Quali sono i problemi di un intervento militare in Siria?
I militari chiedono a Obama qual è la strategia e non hanno risposte. Perché non c’è strategia possibile. Una soluzione come quella libica costringerebbe l’America a mesi di bombardamenti, non a pochi giorni come vorrebbe il presidente. Inoltre, il gruppo dirigente siriano si dimostra unito. La compattezza del regime mette in discussione la capacità di rompere la resistenza di Assad attraverso i bombardamenti, a differenza di quanto è avvenuto in Libia. Per finire, Assad ha ora il sostegno militare dell’internazionale sciita e quello della Russia, che l’indecisione di Obama ha trasformato in una superpotenza.

Un altro problema sottolineato dagli analisti è il peso di Al Qaeda e dei gruppi islamisti all’interno dei ribelli.
Non è vero, questo. Cioè, ci sono circa 4-5 mila terroristi e fanatici islamici fra i ribelli, ma in gran parte la rivoluzione siriana si poggia su una sollevazione popolare, accresciuta dal numero di morti spaventoso di questi due anni e mezzo di guerra civile.

Si possono nutrire speranze per la riuscita di una conferenza di pace?
Non c’è nessuna conferenza di pace all’orizzonte. Quella in Siria è una rivoluzione, e una rivoluzione esclude una mediazione politica di qualsiasi tipo. Come si fa a pensare che possa esistere una conferenza di pace fra i rivoluzionari e il regime dittatoriale che combattono? Non è possibile. Questa è la solita ipocrisia dell’Europa e di Barack Obama. La stessa ipocrisia che mantiene le truppe dell’Unifil di stanza nel sud del Libano, quando la loro missione, il disarmo di Hezbollah, è completamente fallita. Tanto che Hezbollah ora sta combattendo in Siria per il regime di Assad.
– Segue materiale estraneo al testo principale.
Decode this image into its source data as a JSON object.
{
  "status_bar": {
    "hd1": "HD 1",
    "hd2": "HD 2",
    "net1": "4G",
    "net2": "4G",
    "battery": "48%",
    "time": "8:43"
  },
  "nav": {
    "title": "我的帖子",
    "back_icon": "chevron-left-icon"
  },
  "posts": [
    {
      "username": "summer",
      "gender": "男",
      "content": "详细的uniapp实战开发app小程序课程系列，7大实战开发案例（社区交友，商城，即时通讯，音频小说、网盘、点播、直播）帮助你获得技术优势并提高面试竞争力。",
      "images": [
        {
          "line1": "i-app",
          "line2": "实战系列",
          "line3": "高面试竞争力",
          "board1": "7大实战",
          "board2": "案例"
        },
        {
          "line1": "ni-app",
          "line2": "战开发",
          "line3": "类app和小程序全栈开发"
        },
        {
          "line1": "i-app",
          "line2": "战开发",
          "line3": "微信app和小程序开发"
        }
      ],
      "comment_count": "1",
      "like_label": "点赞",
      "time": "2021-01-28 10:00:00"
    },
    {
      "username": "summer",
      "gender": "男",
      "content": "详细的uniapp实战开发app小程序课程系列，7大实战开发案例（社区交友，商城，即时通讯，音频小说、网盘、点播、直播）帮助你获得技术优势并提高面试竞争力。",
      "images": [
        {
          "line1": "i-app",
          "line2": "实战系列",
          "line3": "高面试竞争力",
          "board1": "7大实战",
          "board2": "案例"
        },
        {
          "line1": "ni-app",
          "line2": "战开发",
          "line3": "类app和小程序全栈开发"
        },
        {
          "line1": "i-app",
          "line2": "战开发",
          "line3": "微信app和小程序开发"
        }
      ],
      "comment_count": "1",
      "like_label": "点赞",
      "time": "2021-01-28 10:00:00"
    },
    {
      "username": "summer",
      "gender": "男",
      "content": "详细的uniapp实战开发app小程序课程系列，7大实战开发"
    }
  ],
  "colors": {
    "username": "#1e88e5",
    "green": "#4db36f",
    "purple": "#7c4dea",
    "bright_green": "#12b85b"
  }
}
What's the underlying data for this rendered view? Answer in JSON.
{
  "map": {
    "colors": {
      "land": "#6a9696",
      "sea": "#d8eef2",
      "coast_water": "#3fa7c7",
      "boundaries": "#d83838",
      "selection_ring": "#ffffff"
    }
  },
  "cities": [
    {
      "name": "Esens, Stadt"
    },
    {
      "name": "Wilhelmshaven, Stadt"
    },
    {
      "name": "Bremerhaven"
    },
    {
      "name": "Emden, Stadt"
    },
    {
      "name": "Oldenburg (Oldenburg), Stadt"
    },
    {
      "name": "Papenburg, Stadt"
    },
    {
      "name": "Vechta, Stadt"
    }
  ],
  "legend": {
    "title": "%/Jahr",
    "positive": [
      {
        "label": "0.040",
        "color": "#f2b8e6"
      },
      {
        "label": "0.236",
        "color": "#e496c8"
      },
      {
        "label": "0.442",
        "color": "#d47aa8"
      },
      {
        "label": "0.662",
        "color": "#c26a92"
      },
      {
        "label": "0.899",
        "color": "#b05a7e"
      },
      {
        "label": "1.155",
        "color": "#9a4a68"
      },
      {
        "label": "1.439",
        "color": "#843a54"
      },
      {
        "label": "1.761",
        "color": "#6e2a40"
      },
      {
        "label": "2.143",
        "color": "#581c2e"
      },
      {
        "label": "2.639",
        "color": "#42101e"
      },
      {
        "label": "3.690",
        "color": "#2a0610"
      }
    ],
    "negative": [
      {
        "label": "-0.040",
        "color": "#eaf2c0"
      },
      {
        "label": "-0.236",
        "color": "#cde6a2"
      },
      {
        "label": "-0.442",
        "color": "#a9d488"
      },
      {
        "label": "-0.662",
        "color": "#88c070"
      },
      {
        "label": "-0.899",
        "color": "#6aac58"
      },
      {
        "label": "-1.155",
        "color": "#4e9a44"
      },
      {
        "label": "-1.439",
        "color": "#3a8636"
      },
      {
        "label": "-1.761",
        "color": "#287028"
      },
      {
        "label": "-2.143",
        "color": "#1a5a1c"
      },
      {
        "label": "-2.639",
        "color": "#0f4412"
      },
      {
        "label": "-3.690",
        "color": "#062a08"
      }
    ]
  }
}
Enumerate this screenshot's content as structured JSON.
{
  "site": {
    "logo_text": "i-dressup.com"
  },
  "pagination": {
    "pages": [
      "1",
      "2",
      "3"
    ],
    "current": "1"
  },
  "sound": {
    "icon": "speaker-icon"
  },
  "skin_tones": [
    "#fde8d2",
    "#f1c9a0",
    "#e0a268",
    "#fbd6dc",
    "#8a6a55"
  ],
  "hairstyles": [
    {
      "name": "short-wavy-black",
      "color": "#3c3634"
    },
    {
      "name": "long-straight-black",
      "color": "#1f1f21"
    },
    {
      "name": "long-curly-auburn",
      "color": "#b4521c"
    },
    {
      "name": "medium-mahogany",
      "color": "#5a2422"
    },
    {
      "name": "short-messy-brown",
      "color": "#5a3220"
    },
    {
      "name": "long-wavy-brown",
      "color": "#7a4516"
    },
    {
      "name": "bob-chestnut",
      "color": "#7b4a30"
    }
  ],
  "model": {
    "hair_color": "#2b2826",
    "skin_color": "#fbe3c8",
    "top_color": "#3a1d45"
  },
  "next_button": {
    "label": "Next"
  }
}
Quali sono le strade per giungere alla fine della guerra?
Non esiste una via di uscita, se non una vittoria militare di una delle due parti. Mentre due anni fa sarebbe bastata una fornitura discreta di autoblindo, carri armati e razzi rpg ai ribelli siriani, oggi, con i formidabili Pasdaran iraniani e gli Hezbollah libanesi sul campo di battaglia, un intervento americano come concepito da Obama sarebbe totalmente inutile.

Gli israeliani non spingono per un intervento?
A Israele va bene come stanno le cose. L’unico esercito regolare che poteva ancora impensierirlo è quello di Assad, che ora è impegnato a reprimere la rivoluzione.